China Vanke, Longfor Bonds Extend Rally After Regulator Meeting

Published 8 November 2023, 04:05:28.172 GMT
By Xinyi Luo

​(Bloomberg) -- Dollar bonds for two Chinese investment-grade developers continued to rally Wednesday after the country’s central bank and regulators discussed with some builders their financing needs and liquidity.

A Longfor Group Holdings Ltd. note due 2028 climbed 4 cents to 52 cents and China Vanke Co. bond due 2029 rose 2 cents to 58 cents. Investors generally consider below 80 cents as a threshold for distress. Developers’ shares also rose.

The two firms added to gains that made them the best performers to start November in a Bloomberg index of Asia investment-grade dollar bonds. The companies’ notes in the gauge respectively returned 18% and 44% in the week through Tuesday, following October losses of at least 25% each that were both builders’ largest monthly declines in a year.

Credit market focus in recent months has been on a group of Chinese developers which have partial state ownership, have yet to miss a bond payment or continue to hold an investment-grade rating. Last year’s largest builder by contracted sales, Country Garden Holdings Co., had a debut dollar-bond default in October.

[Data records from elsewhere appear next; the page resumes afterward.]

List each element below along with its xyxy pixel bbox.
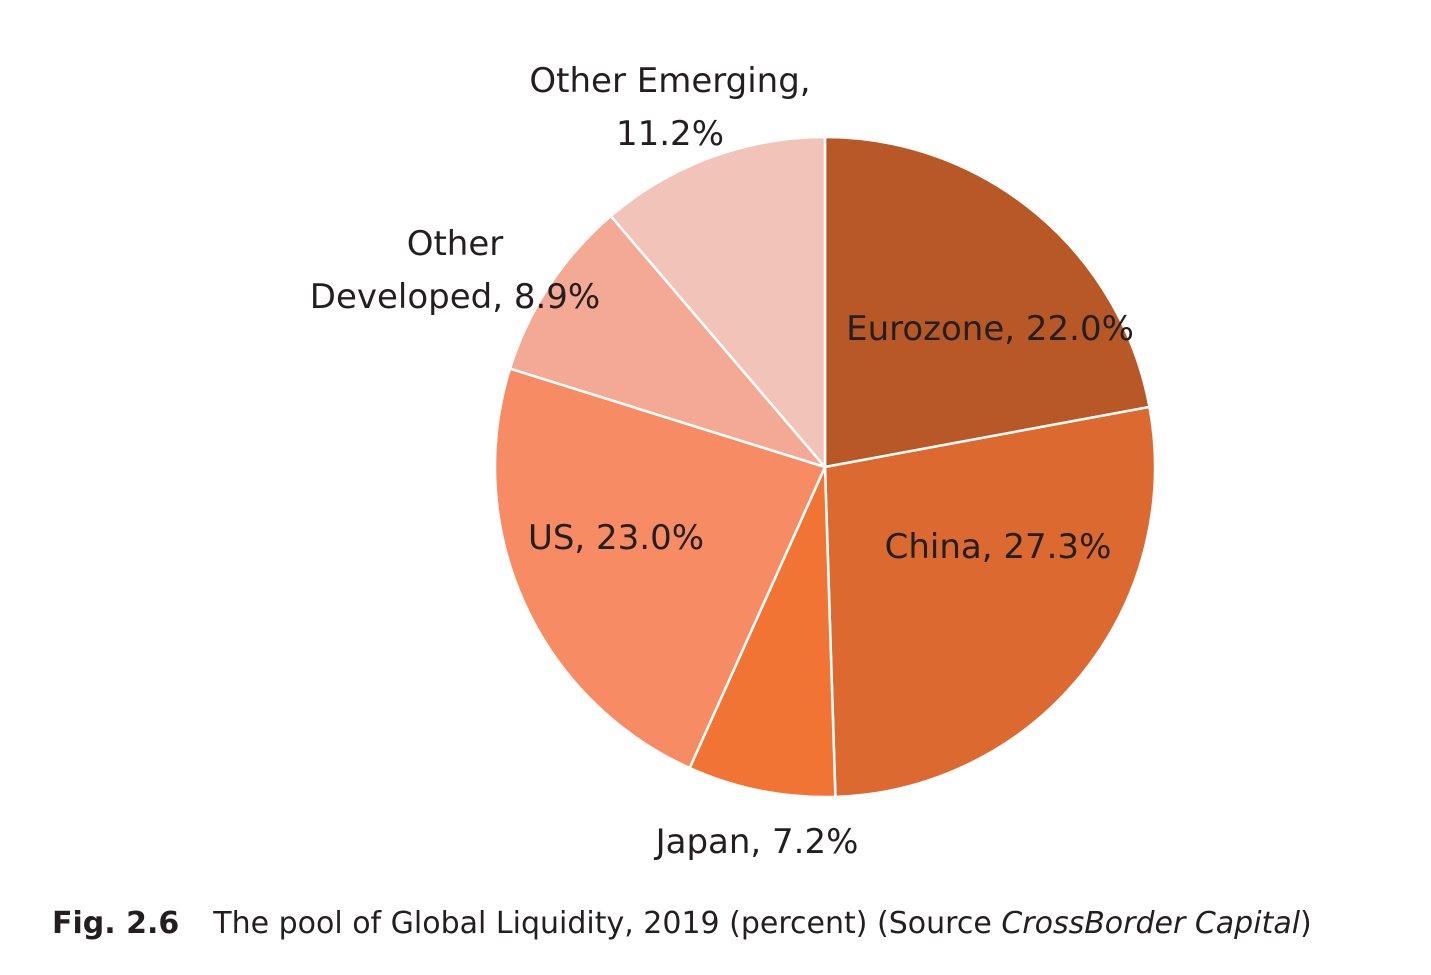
pie-label-china: China, 27.3% <box>885 527 1112 567</box>
pie-labels: Eurozone, 22.0% China, 27.3% Japan, 7.2% US… <box>310 61 1134 862</box>
figure-caption: Fig. 2.6 The pool of Global Liquidity, 20… <box>52 906 1312 941</box>
pie-label-other-developed: Other Developed, 8.9% <box>310 224 600 317</box>
pie-slice-us <box>493 367 827 770</box>
pie-label-other-emerging: Other Emerging, 11.2% <box>529 61 810 154</box>
pie-slice-other-developed <box>508 214 827 469</box>
pie-slice-china <box>823 405 1157 799</box>
caption-text: The pool of Global Liquidity, 2019 (perc… <box>213 906 1002 941</box>
caption-close: ) <box>1300 906 1312 941</box>
pie-label-eurozone: Eurozone, 22.0% <box>846 309 1134 349</box>
pie-slices <box>493 135 1157 799</box>
pie-label-us: US, 23.0% <box>528 518 704 558</box>
pie-slice-eurozone <box>823 135 1151 469</box>
pie-chart: Eurozone, 22.0% China, 27.3% Japan, 7.2% US… <box>310 61 1157 862</box>
pie-slice-japan <box>688 465 837 799</box>
pie-slice-other-emerging <box>609 135 827 469</box>
caption-source: CrossBorder Capital <box>1001 906 1301 941</box>
figure-number: Fig. 2.6 <box>52 906 180 941</box>
pie-label-japan: Japan, 7.2% <box>654 822 859 862</box>
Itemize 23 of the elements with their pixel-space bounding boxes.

The People’s Bank of China participated in a seminar Tuesday that included other government officials and regulators as well as builders including Vanke, Longfor and Gemdale Corp., according to a Cailian report. All three firms are among China’s 10 biggest by sales.

The meeting occurred a day after Vanke received an unusually strong show of support from officials in its hometown of Shenzhen, helping fuel record gains in some of its dollar bonds. Longfor debt also rallied Monday amid Vanke’s surge.  But there hasn’t been a broad credit rally among developers, a sign that Beijing has yet to find the solution to stem a property-debt crisis in its fourth year as new-home sales are back to declining after a brief uptick earlier in 2023.

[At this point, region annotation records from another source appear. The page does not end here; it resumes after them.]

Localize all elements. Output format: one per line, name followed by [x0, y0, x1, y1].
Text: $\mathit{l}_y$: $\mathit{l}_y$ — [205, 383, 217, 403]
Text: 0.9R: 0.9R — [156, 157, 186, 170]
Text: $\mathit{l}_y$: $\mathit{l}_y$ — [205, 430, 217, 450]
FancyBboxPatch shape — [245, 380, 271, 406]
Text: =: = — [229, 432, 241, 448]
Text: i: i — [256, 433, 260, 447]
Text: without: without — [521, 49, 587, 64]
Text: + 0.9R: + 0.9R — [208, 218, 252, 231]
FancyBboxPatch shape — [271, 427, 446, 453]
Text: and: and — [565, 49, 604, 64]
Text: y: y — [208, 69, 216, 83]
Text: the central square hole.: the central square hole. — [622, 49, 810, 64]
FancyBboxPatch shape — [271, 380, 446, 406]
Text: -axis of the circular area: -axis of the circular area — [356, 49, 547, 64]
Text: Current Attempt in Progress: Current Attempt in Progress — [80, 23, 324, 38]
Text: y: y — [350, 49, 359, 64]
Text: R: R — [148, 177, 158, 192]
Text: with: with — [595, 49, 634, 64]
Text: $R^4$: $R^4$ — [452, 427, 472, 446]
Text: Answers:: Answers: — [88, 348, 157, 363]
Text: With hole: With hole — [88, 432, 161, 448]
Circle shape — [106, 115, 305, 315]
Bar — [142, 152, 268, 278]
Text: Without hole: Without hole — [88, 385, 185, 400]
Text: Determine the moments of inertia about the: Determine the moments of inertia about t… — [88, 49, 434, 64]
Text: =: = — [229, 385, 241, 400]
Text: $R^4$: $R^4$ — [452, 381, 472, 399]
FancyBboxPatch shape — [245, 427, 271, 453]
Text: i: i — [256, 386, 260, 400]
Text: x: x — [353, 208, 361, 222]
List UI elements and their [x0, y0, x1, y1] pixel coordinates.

The local authorities’ support for Vanke should lift sentiment for builders that have at least partial state ownership and strong fundamentals, said Leonard Law, senior credit analyst with Lucror Analytics Pte. But it’s “unlikely to benefit those that have already defaulted” or be a turning point for the wider industry, he added.

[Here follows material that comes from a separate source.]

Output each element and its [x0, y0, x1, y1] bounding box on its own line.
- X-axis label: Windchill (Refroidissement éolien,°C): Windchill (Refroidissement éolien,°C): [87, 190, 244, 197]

Junk-rated builders have seen significantly smaller returns so far this month than Vanke or Longfor. Among developers, Yanlord Land Group Ltd. gained 6.9% through Tuesday, the most in a Bloomberg index of Chinese high-yield dollar bonds issuers.

Meanwhile, institutional investors continue to pare their exposure to such debt. Fidelity International Ltd.’s par value of Chinese property firms’ junk dollar notes plunged 43% to $1.16 billion in the month ended Nov. 3, according to Bloomberg Intelligence based on the latest publicly disclosed data. Its holdings were $3.9 billion in February.